Stage 2: LLM-driven Rendering Search
- Balance compression rate vs readability.
- Use genetic search to optimise:
- Font size
- Layout
- Resolution
Stage 3: Post-Training
- Apply Supervised Fine-Tuning (SFT) & Reinforcement Learning (RL).
- Introduce OCR alignment tasks to preserve fine-text detail.
---
Skills Achieved
- Precise reasoning over long text
- Detail extraction from images without strain
---
Glyph’s Performance
- 3–4× token compression while matching accuracy of Qwen3-8B
- 4× faster prefill & decoding
- 2× faster SFT training


- Handles million-token tasks in a 128K window
- Strong multimodal generalisation despite image-tuned data


---
Paper: https://arxiv.org/pdf/2510.17800
GitHub: https://github.com/thu-coai/Glyph
Reference: [1] https://x.com/ShawLiu12/status/1980485737507352760
---
Humans, Visual Tokens & AI Futures
DeepSeek-OCR achieves 97.3% accuracy with 10× fewer tokens.

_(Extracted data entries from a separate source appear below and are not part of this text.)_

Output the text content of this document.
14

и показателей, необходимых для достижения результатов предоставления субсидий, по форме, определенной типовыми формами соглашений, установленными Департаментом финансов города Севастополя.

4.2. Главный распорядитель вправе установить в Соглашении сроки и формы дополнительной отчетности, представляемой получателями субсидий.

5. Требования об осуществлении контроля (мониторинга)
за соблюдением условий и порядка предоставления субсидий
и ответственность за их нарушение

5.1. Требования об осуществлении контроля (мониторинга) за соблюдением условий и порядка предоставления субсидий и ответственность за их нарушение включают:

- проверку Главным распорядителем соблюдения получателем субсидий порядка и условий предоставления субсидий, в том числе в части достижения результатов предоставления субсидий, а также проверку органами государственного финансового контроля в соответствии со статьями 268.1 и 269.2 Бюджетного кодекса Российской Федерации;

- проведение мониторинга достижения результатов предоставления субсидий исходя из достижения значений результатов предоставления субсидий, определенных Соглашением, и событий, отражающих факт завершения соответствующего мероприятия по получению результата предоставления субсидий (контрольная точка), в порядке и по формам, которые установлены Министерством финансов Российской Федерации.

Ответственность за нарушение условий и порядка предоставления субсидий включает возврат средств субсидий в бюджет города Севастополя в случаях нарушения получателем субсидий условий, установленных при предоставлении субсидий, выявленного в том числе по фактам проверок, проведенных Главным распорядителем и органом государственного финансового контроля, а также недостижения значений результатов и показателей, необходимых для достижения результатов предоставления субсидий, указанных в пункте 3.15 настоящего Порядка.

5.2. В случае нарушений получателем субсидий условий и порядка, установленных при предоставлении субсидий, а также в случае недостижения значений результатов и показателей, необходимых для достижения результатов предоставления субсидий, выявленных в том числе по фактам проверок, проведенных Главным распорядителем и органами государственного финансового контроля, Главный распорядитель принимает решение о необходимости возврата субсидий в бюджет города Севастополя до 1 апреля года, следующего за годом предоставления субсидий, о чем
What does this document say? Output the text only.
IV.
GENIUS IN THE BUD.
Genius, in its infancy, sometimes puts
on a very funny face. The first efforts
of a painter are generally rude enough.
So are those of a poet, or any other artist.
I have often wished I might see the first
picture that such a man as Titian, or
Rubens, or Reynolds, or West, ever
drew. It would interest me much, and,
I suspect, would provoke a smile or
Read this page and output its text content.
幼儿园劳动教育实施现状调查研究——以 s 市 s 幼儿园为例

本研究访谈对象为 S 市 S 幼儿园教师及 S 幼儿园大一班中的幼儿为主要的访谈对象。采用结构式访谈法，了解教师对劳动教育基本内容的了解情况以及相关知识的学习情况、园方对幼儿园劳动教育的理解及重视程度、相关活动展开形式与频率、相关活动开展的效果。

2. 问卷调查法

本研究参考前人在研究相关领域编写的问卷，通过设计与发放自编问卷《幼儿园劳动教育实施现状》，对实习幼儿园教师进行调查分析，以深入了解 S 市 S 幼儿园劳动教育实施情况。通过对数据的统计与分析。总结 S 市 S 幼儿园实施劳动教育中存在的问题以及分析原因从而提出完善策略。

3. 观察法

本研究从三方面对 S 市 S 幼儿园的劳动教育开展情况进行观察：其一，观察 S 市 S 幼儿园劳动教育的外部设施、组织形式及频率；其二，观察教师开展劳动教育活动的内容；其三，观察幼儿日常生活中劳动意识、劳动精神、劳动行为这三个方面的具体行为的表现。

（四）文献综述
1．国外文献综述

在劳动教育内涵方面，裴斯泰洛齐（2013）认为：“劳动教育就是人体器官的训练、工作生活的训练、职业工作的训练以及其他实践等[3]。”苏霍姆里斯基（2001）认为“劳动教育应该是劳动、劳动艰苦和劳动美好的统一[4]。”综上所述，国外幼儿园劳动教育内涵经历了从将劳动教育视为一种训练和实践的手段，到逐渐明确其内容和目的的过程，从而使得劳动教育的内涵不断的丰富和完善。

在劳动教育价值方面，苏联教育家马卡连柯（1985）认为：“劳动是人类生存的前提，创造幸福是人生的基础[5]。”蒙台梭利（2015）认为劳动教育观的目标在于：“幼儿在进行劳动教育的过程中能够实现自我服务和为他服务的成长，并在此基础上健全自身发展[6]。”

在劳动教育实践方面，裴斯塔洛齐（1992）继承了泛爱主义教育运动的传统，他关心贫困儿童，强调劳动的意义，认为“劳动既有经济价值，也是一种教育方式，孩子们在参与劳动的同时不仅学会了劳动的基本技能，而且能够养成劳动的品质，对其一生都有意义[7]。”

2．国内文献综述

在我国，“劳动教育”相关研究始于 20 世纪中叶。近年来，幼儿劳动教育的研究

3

OCR enables a single NVIDIA A100-40G to process >200K pages/day, reducing pre-training costs drastically.
Karpathy notes pixels > text for LLM input:
- Greater compression → shorter context, greater efficiency
- More expressive bandwidth → includes fonts, colours, arbitrary images
Elon Musk is even bolder:
> In the long run, over 99% of inputs/outputs for AI models will be photons.

---
Neuroscience Connection
Human brains process images first — text is an abstraction layer.

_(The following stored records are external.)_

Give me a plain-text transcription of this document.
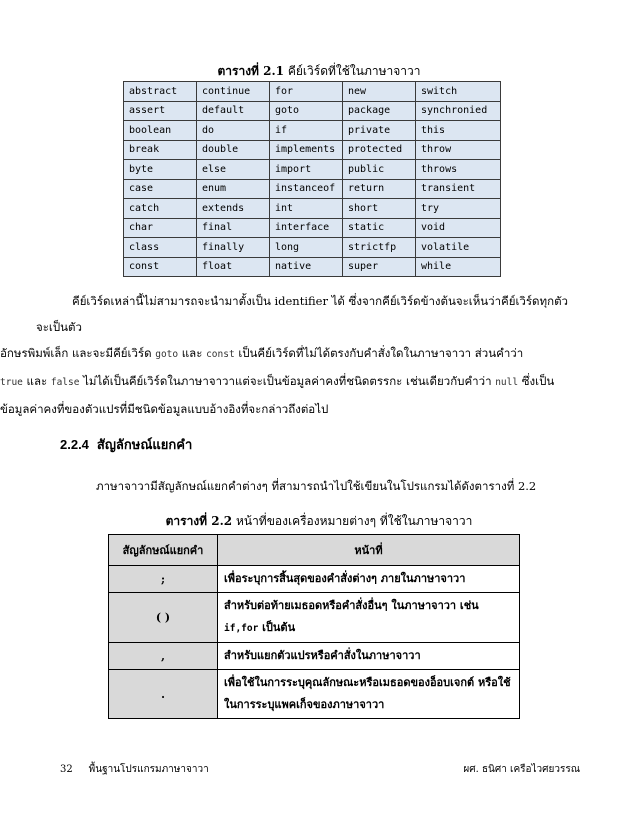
ตารางที่ 2.1 คีย์เวิร์ดที่ใช้ในภาษาจาวา
abstract	continue	for	new	switch
assert	default	goto	package	synchronied
boolean	do	if	private	this
break	double	implements	protected	throw
byte	else	import	public	throws
case	enum	instanceof	return	transient
catch	extends	int	short	try
char	final	interface	static	void
class	finally	long	strictfp	volatile
const	float	native	super	while

คีย์เวิร์ดเหล่านี้ไม่สามารถจะนำมาตั้งเป็น identifier ได้ ซึ่งจากคีย์เวิร์ดข้างต้นจะเห็นว่าคีย์เวิร์ดทุกตัวจะเป็นตัว

อักษรพิมพ์เล็ก และจะมีคีย์เวิร์ด goto และ const เป็นคีย์เวิร์ดที่ไม่ได้ตรงกับคำสั่งใดในภาษาจาวา ส่วนคำว่า

true และ false ไม่ได้เป็นคีย์เวิร์ดในภาษาจาวาแต่จะเป็นข้อมูลค่าคงที่ชนิดตรรกะ เช่นเดียวกับคำว่า null ซึ่งเป็น

ข้อมูลค่าคงที่ของตัวแปรที่มีชนิดข้อมูลแบบอ้างอิงที่จะกล่าวถึงต่อไป

2.2.4 สัญลักษณ์แยกคำ
ภาษาจาวามีสัญลักษณ์แยกคำต่างๆ ที่สามารถนำไปใช้เขียนในโปรแกรมได้ดังตารางที่ 2.2
ตารางที่ 2.2 หน้าที่ของเครื่องหมายต่างๆ ที่ใช้ในภาษาจาวา
สัญลักษณ์แยกคำ	หน้าที่
;	เพื่อระบุการสิ้นสุดของคำสั่งต่างๆ ภายในภาษาจาวา

( )	สำหรับต่อท้ายเมธอดหรือคำสั่งอื่นๆ ในภาษาจาวา เช่น
if,for เป็นต้น

,	สำหรับแยกตัวแปรหรือคำสั่งในภาษาจาวา

.	เพื่อใช้ในการระบุคุณลักษณะหรือเมธอดของอ็อบเจกต์ หรือใช้
ในการระบุแพคเก็จของภาษาจาวา
32 พื้นฐานโปรแกรมภาษาจาวา	ผศ. ธนิศา เครือไวศยวรรณ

OCR and visual tokens mimic how we naturally absorb data.
This could reshape LLMs’ core information handling:
- From text → pixels
- From linear reading → visual comprehension
---
Linking Research to Content Creation
Platforms like AiToEarn官网 bring these concepts into real-world publishing:
- AI-driven content generation
- Cross-platform publishing (Douyin, Kwai, WeChat, Bilibili, Rednote, Facebook, Instagram, LinkedIn, Threads, YouTube, Pinterest, X)
- Integrated analytics & AI model rankings (AI模型排名)
Developer resources:
- Docs: AiToEarn文档
- GitHub: AiToEarn开源地址
This bridges cutting-edge AI research with global monetisation.
---
📌 Summary
Glyph:
- Renders text → images → processed as visual tokens
- Achieves compression, speed & performance gains
- Mimics human visual cognition
Visual tokens are not just a niche trick — they may be the next fundamental shift in AI context modelling.
---
If you want, I can prepare a side-by-side bilingual Chinese-English version of this Markdown for technical teams working in multilingual environments — making it easier to reference and discuss across research and engineering teams.
Would you like me to produce that next?